Many architects are looking to incorporate performance analysis into their design process — to take advantage of the growing green building market, meet increasingly stringent performance expectations, or achieve ambitious targets like the 2030 Challenge. But at the same time, performance analysis is often a totally new capability, and many architects struggle to fit it into an already fast-paced design process.

As a sustainable design leader, how can you roll out best practices throughout your firm? Or, as an individual architect or designer, how can you begin to do analysis in a fast, lightweight way? Here are a few observations on best ways to begin doing performance analysis, drawn from accumulated experience and conversations with our customers.


1. Use your current project.

You don’t have to wait for a Net Zero Energy or LEED Platinum design to benefit from good data on building performance — that’s missing much of the value of analysis. Performance analysis does not have to be a Big Task, something that happens either completely or not at all.
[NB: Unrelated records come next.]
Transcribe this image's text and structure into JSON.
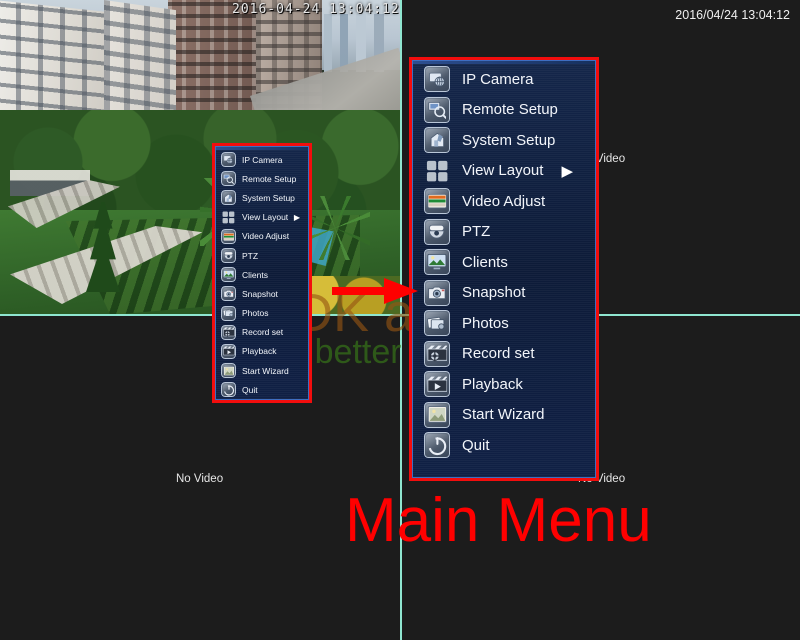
{
  "device": {
    "timestamp_left": "2016-04-24 13:04:12",
    "timestamp_right": "2016/04/24 13:04:12"
  },
  "channels": {
    "top_left": {
      "caption": ""
    },
    "top_right": {
      "caption": "No Video"
    },
    "bottom_left": {
      "caption": "No Video"
    },
    "bottom_right": {
      "caption": "No Video"
    }
  },
  "menu": {
    "title": "Main Menu",
    "items": [
      {
        "label": "IP Camera",
        "icon": "ip-camera-icon",
        "submenu": false
      },
      {
        "label": "Remote Setup",
        "icon": "remote-setup-icon",
        "submenu": false
      },
      {
        "label": "System Setup",
        "icon": "system-setup-icon",
        "submenu": false
      },
      {
        "label": "View Layout",
        "icon": "view-layout-icon",
        "submenu": true
      },
      {
        "label": "Video Adjust",
        "icon": "video-adjust-icon",
        "submenu": false
      },
      {
        "label": "PTZ",
        "icon": "ptz-icon",
        "submenu": false
      },
      {
        "label": "Clients",
        "icon": "clients-icon",
        "submenu": false
      },
      {
        "label": "Snapshot",
        "icon": "snapshot-icon",
        "submenu": false
      },
      {
        "label": "Photos",
        "icon": "photos-icon",
        "submenu": false
      },
      {
        "label": "Record set",
        "icon": "record-set-icon",
        "submenu": false
      },
      {
        "label": "Playback",
        "icon": "playback-icon",
        "submenu": false
      },
      {
        "label": "Start Wizard",
        "icon": "start-wizard-icon",
        "submenu": false
      },
      {
        "label": "Quit",
        "icon": "quit-icon",
        "submenu": false
      }
    ],
    "submenu_arrow": "▶"
  },
  "annotations": {
    "callout_label": "Main Menu",
    "arrow": "right-arrow",
    "highlight_color": "#ff0000"
  },
  "watermark": {
    "line1": "ASDK asdk",
    "line2": "To do better for you!",
    "color1": "#965614",
    "color2": "#3a8018"
  },
  "colors": {
    "menu_background": "#102045",
    "menu_border": "#3f6ec0",
    "highlight_red": "#f20d0d",
    "divider": "#8fe6d0",
    "text": "#f2f5fa",
    "screen_background": "#1c1c1c"
  }
}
Instead, it can help you weigh (and communicate) costs and benefits of any number of design decisions. Use performance analysis to add value to a current project, focusing on whatever design problem you’re working on right now. Which leads us to point #2 …

2. Think small.

Do a simple study to provide insight on an immediate design problem. Remember that analysis isn’t only about energy use! You can study changes in operating costs, peak HVAC loads (which translate to HVAC capital cost), or other metrics, depending on the project’s goals. For instance:
• Working on wall sections? Use Response Curves to find optimal insulation levels for your project.
• Drafting window specs? Use analysis to find the best glazing properties for each facade.
• Designing shading devices? Use analysis to determine the best shading length for each orientation, or to compare 2 or 3 shading design options.
• Looking at massing design? Quickly compare the options to get a sense of trade-offs between them (e.g., if we go with Option A, we’ll want to think about shading).
• Looking at window proportions? See how different options affect daylighting and energy use.
• Considering a design change? Evaluate the performance impact to clarify the decision and avoid unintended consequences down the road (e.g. changes to HVAC sizing).

(Our Performance Based Design eBook provides more examples.)

3. Focus on the deliverable.

Having a clear idea of the deliverable has two benefits: (1) it helps to provide focus for the exercise, and (2) it provides a clear path to value. The deliverable could be a graphic for a presentation, a comparison report for a discussion with the client, a strategy study for LEED v4 IPc1, or a Response Curve that helps you make a design decision. One popular deliverable among many Sefaira customers is a design option comparison for a bid or proposal. This is a quick way to demonstrate a rigorous, data-based approach to a prospective client — and winning more work can quickly prove the value of analysis.

4. Start with benchmarks.

Benchmark your current project: What’s the Energy Use Intensity (EUI) for a similar building in your area, and where does your current design stand? This study can be done in a few minutes with Sefaira for SketchUp, which includes automated benchmarks based on building type and location.

The exercise doesn’t need to be anything more than the benchmark — the goal is simply to provide visibility. However, this data often leads to further questions: What’s causing this project to be so much better or worse than its peers? Are there easy way of getting the number down? As these questions emerge organically, they will provide motivation for delving further into the data.

(A good next step is understanding your building’s performance to see what’s driving the top-level energy figure.)

5. Decentralize analysis capabilities.

Decentralization is critical for making design decisions in a fast, lightweight way — but it will require some capacity building and training. Equip all designers with basic understanding of key metrics (like EUI) and the capabilities of available tools. At Sefaira we work hard to build software that is accessible and intuitive for all designers — not just those who are already energy modeling experts — so a little basic orientation is often all that’s needed to get started. (Sefaira offers free training for all our customers — let us know if you’d like a refresher.)

Analysis adds the most value to the design process when it provides fast, actionable insight. Small, focused studies with clear deliverables provide a perfect starting point for firms who are new to performance analysis. Over time, these individual studies will build your capacity for analysis and enable you to make it a fundamental part of your design process.